Het college van burgemeester en wethouders van de gemeente Den Helder;

 

gelet op artikel 3 van de Subsidieverordening Regio Deal Maritiem Cluster;

 

overwegende dat;

 

  • de ondertekenaars van de Regio Deal Maritiem cluster Kop van Noord-Holland (hierna: de Regio Deal) het gebruik van waterstof in de Kop van Noord-Holland willen bevorderen door het verstrekken van subsidies voor activiteiten die daaraan bijdragen;

  • één van de doelen van de Regio Deal in het kader van het versterken van de brede welvaart in de regio is, het zetten van stappen richting gebruik van waterstof als energiedrager in mobiliteit en in de agri-sector;

  • de Regio Deal het gebruik van waterstof wil stimuleren door de vraagzijde van de relatief nieuwe markt voor waterstof te stimuleren;

  • hiervoor de inzet van een subsidieregeling is beoogd;

  • er inmiddels diverse (subsidie)regelingen zijn voor emissie-loze voertuigen (bedrijfsauto’s vrachtauto’s, bussen), bedrijfsmiddelen en -technieken, bouwmachines en waterstofprojecten;

  • een subsidieregeling ten behoeve van ondernemers vanuit de Regio Deal een aanvulling moet zijn op, en niet hetzelfde als, reeds bestaande regelingen;

  • ook de agri-sector en scheepvaart verduurzaamd moeten worden;

  • het gebruik van waterstof daarbij een serieuze optie is;

  • het in de agri-sector gaat om bijvoorbeeld de overgang naar tractoren en andere bedrijfsmiddelen op waterstof;

  • zowel in de scheepvaart als in de agri-sector geldt dat emissieloos materieel en emissieloze mobiliteitsoplossingen nog niet altijd eenvoudig uit de catalogus kunnen worden gekocht;

  • in verband met de lange levensduur van agri-materieel en schepen de ombouw (retrofit) van bestaande fossiel aangedreven voer- en vaartuigen naar emissie-loos daarom ook interessant is;

  • er nog beperkt onderzoek is gedaan naar de ombouw (retrofit) van bestaande fossiel aangedreven voer- en vaartuigen naar emissie-loze voer- en vaartuigen in de agri-sector en scheepvaart;

  • verder onderzoek naar dergelijke ombouw dan ook wenselijk is;

  • de aanschaf van waterstof-aangedreven bedrijfsmiddelen bovendien duurder is dan die van conventionele bedrijfsmiddelen;

  • CAPEX-ondersteuning daarom tevens gewenst is;

besluit vast te stellen de Subsidieregeling Regio Deal Waterstof 2024-2026:

Artikel 1. Begripsbepalingen

In deze regeling wordt verstaan onder:

  • -

    Verordening: Subsidieverordening Regio Deal Maritiem cluster;

  • -

    Kop van Noord-Holland: het gebied bestaande uit de gemeenten Den Helder, Hollands Kroon, Schagen en Texel;

  • -

    Onderneming: een natuurlijk persoon of rechtspersoon die een economische activiteit uitvoert, ongeacht de rechtsvorm of de wijze van financiering;

  • -

    Voertuig, vaartuig of materieel ‘op waterstof’: een equivalent van een voertuig, vaartuig of materieel dat door waterstof wordt aangedreven en wordt ingezet in specifiek de agri-sector of de scheepvaart;

  • -

    UBO: Ultimate Beneficial Owners, ook wel uiteindelijk belanghebbenden, zijnde mensen die de uiteindelijke eigenaar zijn van of zeggenschap hebben over een organisatie.

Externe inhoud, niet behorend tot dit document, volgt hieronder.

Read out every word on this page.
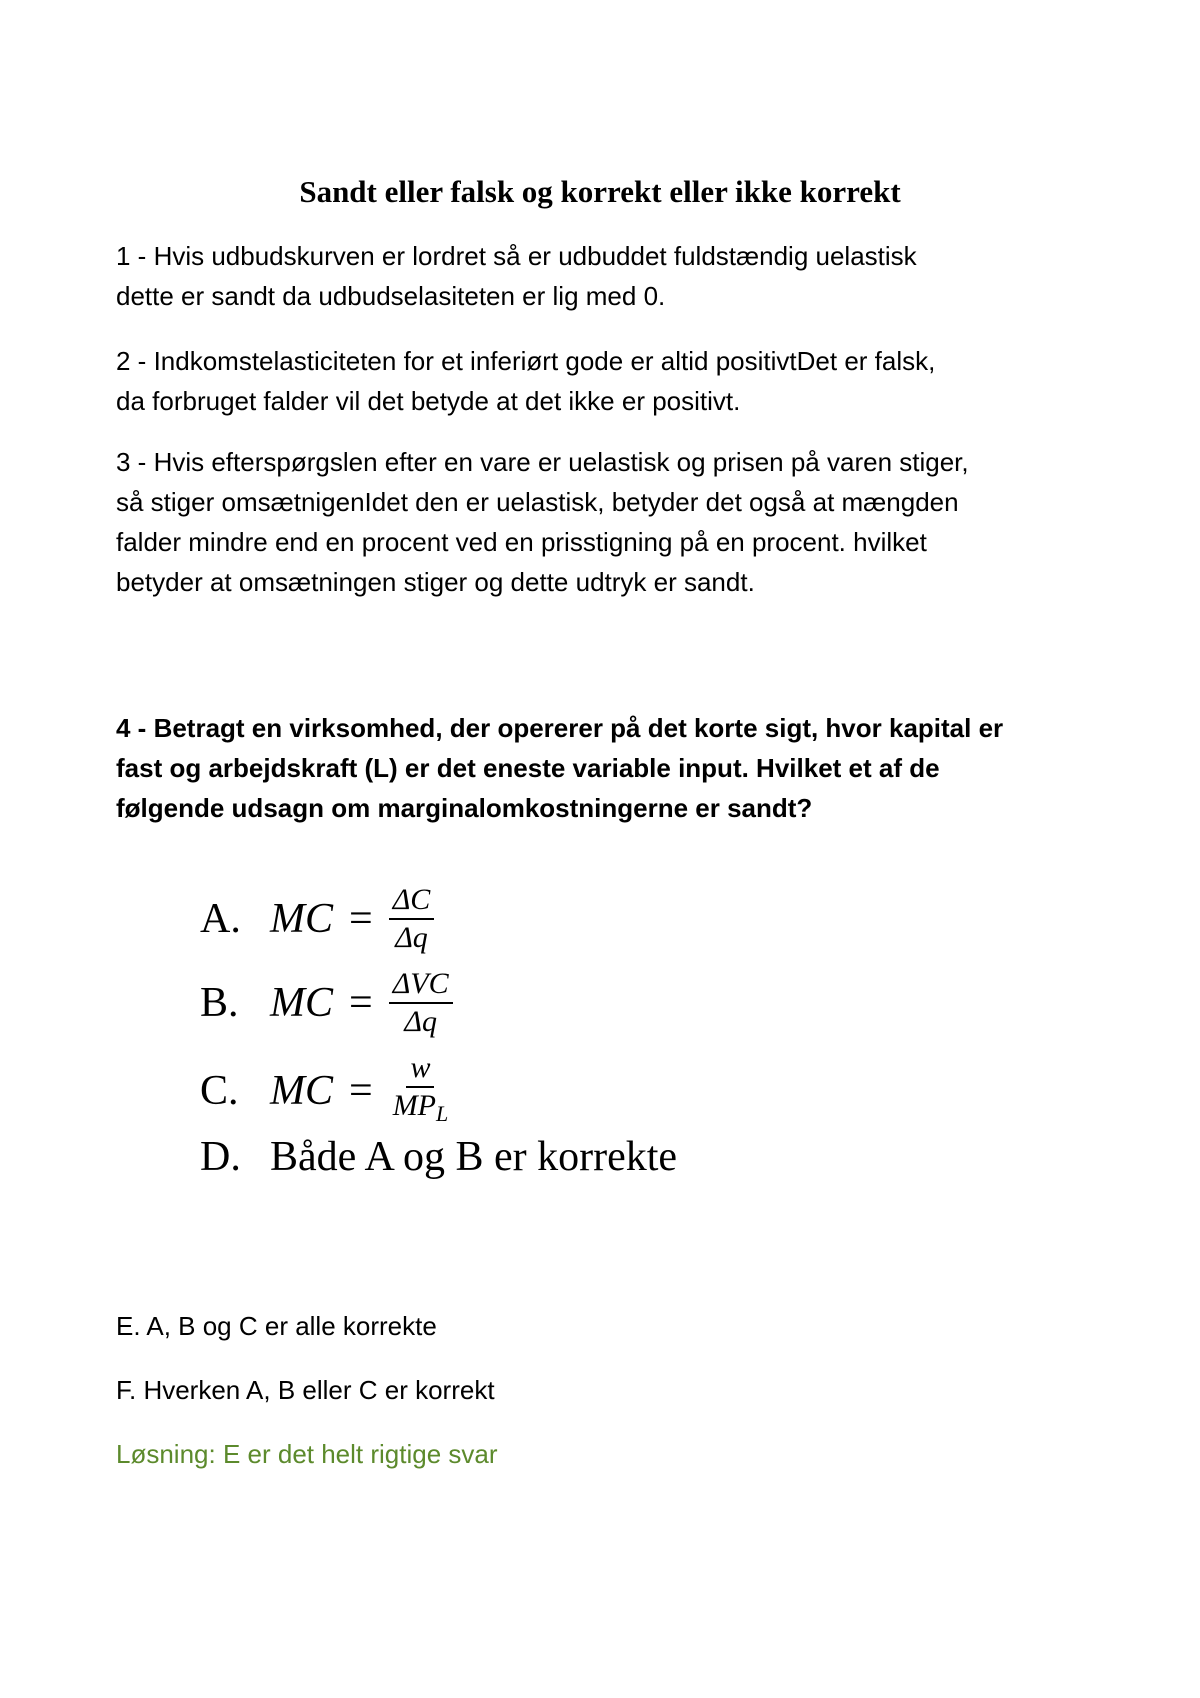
Sandt eller falsk og korrekt eller ikke korrekt
1 - Hvis udbudskurven er lordret så er udbuddet fuldstændig uelastisk
dette er sandt da udbudselasiteten er lig med 0.
2 - Indkomstelasticiteten for et inferiørt gode er altid positivtDet er falsk,
da forbruget falder vil det betyde at det ikke er positivt.
3 - Hvis efterspørgslen efter en vare er uelastisk og prisen på varen stiger,
så stiger omsætnigenIdet den er uelastisk, betyder det også at mængden
falder mindre end en procent ved en prisstigning på en procent. hvilket
betyder at omsætningen stiger og dette udtryk er sandt.
4 - Betragt en virksomhed, der opererer på det korte sigt, hvor kapital er
fast og arbejdskraft (L) er det eneste variable input. Hvilket et af de
følgende udsagn om marginalomkostningerne er sandt?
A. MC = $\frac{\Delta C}{\Delta q}$
B. MC = $\frac{\text{ΔVC}}{\Delta q}$
C. MC = $\frac{w}{MP_L}$
D. Både A og B er korrekte
E. A, B og C er alle korrekte
F. Hverken A, B eller C er korrekt
Løsning: E er det helt rigtige svar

Artikel 2. Doel van de regeling

Deze regeling heeft tot doel het stimuleren van het gebruik van emissie-loos materieel en emissie-loze voer- en vaartuigen op waterstof door ondernemingen in de scheepvaart en de agri-sector om een impuls te geven aan de vraag naar waterstof en daarmee aan een overgang naar een duurzame waterstofeconomie.

Artikel 3. Toepassingsbereik

Het bepaalde in deze regeling is enkel van toepassing op de verstrekking van subsidies door burgemeester en wethouders voor de in artikel 4 bedoelde activiteiten.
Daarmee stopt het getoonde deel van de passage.